O dano era irreparável, meus olhos preencheram-se com um olhar vazio, distante, errado e facilmente identificado pelas minhas pupilas esverdeadas nas órbitas e perdidas na extensão das linhas inquietas do whisky que incorporava o copo. Naquela noite, sozinho em um pub em Londres, eu encarava o copo tentando imaginar se era capaz de me levantar se tomasse mais uma dose enquanto seu cheiro invadia o pub como uma tempestade que chega sem avisar, começando com o tom de canela doce e levemente compenetrado e por fim, devidamente apimentado graças à nota de pimenta somente identificada pela presença do toque de sua mão sobre meu ombro. Era ela! Meus olhos logo a alcançaram e num sentido convexo em direção ao seu rosto em que se formava uma penumbra graças às pobres luzes do pub, ela me roubaria mais dois sentidos.

                - Posso me sentar? – Falou.
                - É claro! – E logo, a audição a pertencia.


Deu-me uma desculpa qualquer a respeito de como me encontrara, me enalteceu com alguns elogios e disse que me devia uma explicação sobre o que tinha acontecido em Roma.
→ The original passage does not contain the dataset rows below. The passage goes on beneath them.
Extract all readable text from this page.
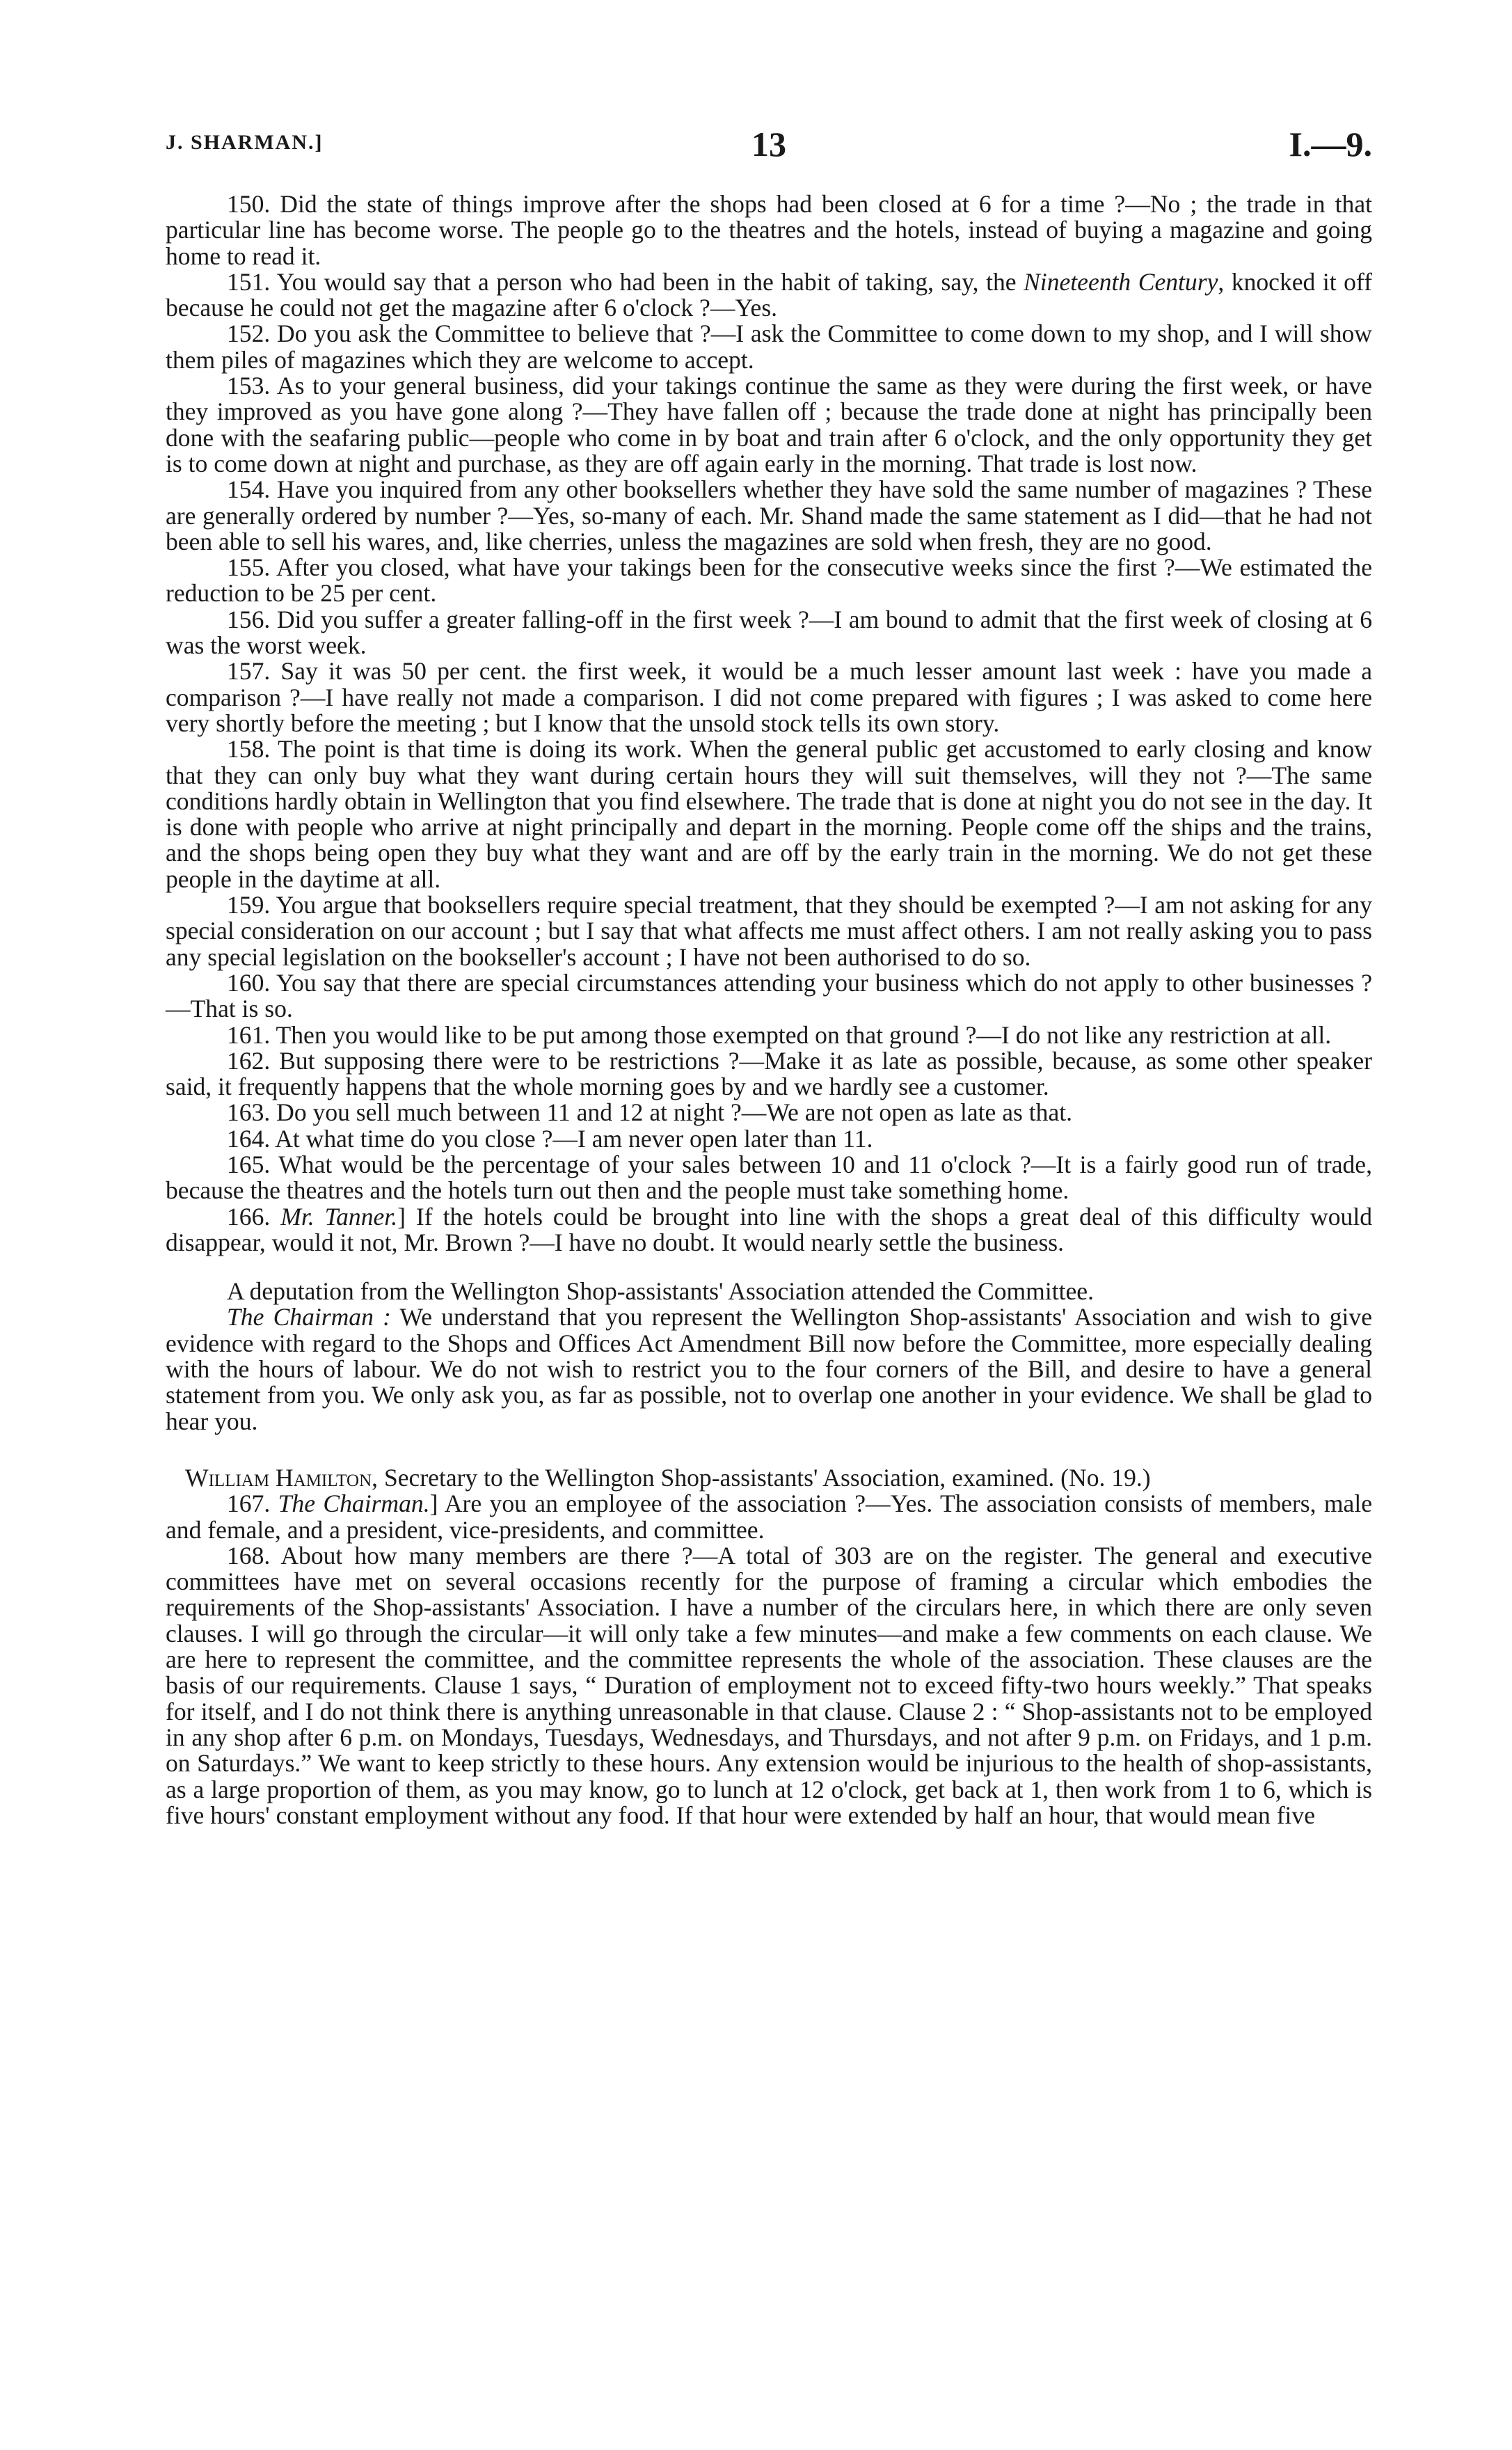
J. SHARMAN.]	13	I.—9.

150. Did the state of things improve after the shops had been closed at 6 for a time ?—No ; the trade in that particular line has become worse. The people go to the theatres and the hotels, instead of buying a magazine and going home to read it.

151. You would say that a person who had been in the habit of taking, say, the Nineteenth Century, knocked it off because he could not get the magazine after 6 o'clock ?—Yes.

152. Do you ask the Committee to believe that ?—I ask the Committee to come down to my shop, and I will show them piles of magazines which they are welcome to accept.

153. As to your general business, did your takings continue the same as they were during the first week, or have they improved as you have gone along ?—They have fallen off ; because the trade done at night has principally been done with the seafaring public—people who come in by boat and train after 6 o'clock, and the only opportunity they get is to come down at night and purchase, as they are off again early in the morning. That trade is lost now.

154. Have you inquired from any other booksellers whether they have sold the same number of magazines ? These are generally ordered by number ?—Yes, so-many of each. Mr. Shand made the same statement as I did—that he had not been able to sell his wares, and, like cherries, unless the magazines are sold when fresh, they are no good.

155. After you closed, what have your takings been for the consecutive weeks since the first ?—We estimated the reduction to be 25 per cent.

156. Did you suffer a greater falling-off in the first week ?—I am bound to admit that the first week of closing at 6 was the worst week.

157. Say it was 50 per cent. the first week, it would be a much lesser amount last week : have you made a comparison ?—I have really not made a comparison. I did not come prepared with figures ; I was asked to come here very shortly before the meeting ; but I know that the unsold stock tells its own story.

158. The point is that time is doing its work. When the general public get accustomed to early closing and know that they can only buy what they want during certain hours they will suit themselves, will they not ?—The same conditions hardly obtain in Wellington that you find elsewhere. The trade that is done at night you do not see in the day. It is done with people who arrive at night principally and depart in the morning. People come off the ships and the trains, and the shops being open they buy what they want and are off by the early train in the morning. We do not get these people in the daytime at all.

159. You argue that booksellers require special treatment, that they should be exempted ?—I am not asking for any special consideration on our account ; but I say that what affects me must affect others. I am not really asking you to pass any special legislation on the bookseller's account ; I have not been authorised to do so.

160. You say that there are special circumstances attending your business which do not apply to other businesses ?—That is so.

161. Then you would like to be put among those exempted on that ground ?—I do not like any restriction at all.

162. But supposing there were to be restrictions ?—Make it as late as possible, because, as some other speaker said, it frequently happens that the whole morning goes by and we hardly see a customer.

163. Do you sell much between 11 and 12 at night ?—We are not open as late as that.

164. At what time do you close ?—I am never open later than 11.

165. What would be the percentage of your sales between 10 and 11 o'clock ?—It is a fairly good run of trade, because the theatres and the hotels turn out then and the people must take something home.

166. Mr. Tanner.] If the hotels could be brought into line with the shops a great deal of this difficulty would disappear, would it not, Mr. Brown ?—I have no doubt. It would nearly settle the business.

A deputation from the Wellington Shop-assistants' Association attended the Committee.

The Chairman : We understand that you represent the Wellington Shop-assistants' Association and wish to give evidence with regard to the Shops and Offices Act Amendment Bill now before the Committee, more especially dealing with the hours of labour. We do not wish to restrict you to the four corners of the Bill, and desire to have a general statement from you. We only ask you, as far as possible, not to overlap one another in your evidence. We shall be glad to hear you.

William Hamilton, Secretary to the Wellington Shop-assistants' Association, examined. (No. 19.)

167. The Chairman.] Are you an employee of the association ?—Yes. The association consists of members, male and female, and a president, vice-presidents, and committee.

168. About how many members are there ?—A total of 303 are on the register. The general and executive committees have met on several occasions recently for the purpose of framing a circular which embodies the requirements of the Shop-assistants' Association. I have a number of the circulars here, in which there are only seven clauses. I will go through the circular—it will only take a few minutes—and make a few comments on each clause. We are here to represent the committee, and the committee represents the whole of the association. These clauses are the basis of our requirements. Clause 1 says, “ Duration of employment not to exceed fifty-two hours weekly.” That speaks for itself, and I do not think there is anything unreasonable in that clause. Clause 2 : “ Shop-assistants not to be employed in any shop after 6 p.m. on Mondays, Tuesdays, Wednesdays, and Thursdays, and not after 9 p.m. on Fridays, and 1 p.m. on Saturdays.” We want to keep strictly to these hours. Any extension would be injurious to the health of shop-assistants, as a large proportion of them, as you may know, go to lunch at 12 o'clock, get back at 1, then work from 1 to 6, which is five hours' constant employment without any food. If that hour were extended by half an hour, that would mean five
O fato era que estava com medo, medo, pois compartilhava do mesmo sentimento que eu e recordava-se saudosista daquela noite que fugiu apenas por não se conformar com a situação em que se via menor frente a outro ser por causa de um sentimento mais forte e inexplicável que acreditava não existir e logo foi interrompida com meu beijo, que distraído não percebia que naquela hora acabara de entregar mais um sentido, o tato.
Dois anos e 5 meses após recusarmos os próprios medos, entramos num mundo ao qual não nos atrevíamos e que condicionados aos nossos corpos, mais pertencentes a mesma alma, vivíamos um para o outro. Mais cedo naquele dia, tinha me dito pra que não me atrasasse, pois às 21:00 me faria uma surpresa. Deixei o escritório as 20:27, parei em uma taberna as 20:40 e pedi uma garrafa do melhor chardonnay, pra comemorar com ela o dia em que nos conhecemos. Fiquei preso em um engarrafamento as 20:49 e cheguei em casa as 21:17. Entrei, pé direito primeiro o esquerdo em seguida. Senti o cheiro de salmão, sorri, e logo o identifiquei na mesa, perfeitamente preparada para a ocasião.

             - Amor? Comprei aquele chardonnay chileno que você adora. – Sem resposta. Sigo para o quarto.
              - Desculpa, eu falei que não me atrasaria, mais eu peguei engarra...

A garrafa vai ao chão. O grito forte e rasgado ecoa por toda a casa. A faca ainda cravada em seu seio indicava o último dos golpes apressados desferidos contra seu corpo pelo ladrão. O sangue encharcava a cerâmica e aos poucos ia tocando meu corpo. De joelhos, com ela em meus braços, beijo seu rosto maquiado com seu próprio sangue ao tempo que sinto o gosto de metal do mesmo misturado ao sódio de minhas lagrimas à medida que vejo ali, minha vida tomar forma de gelo. Aquele era o gosto do amor, aquele era meu último sentido.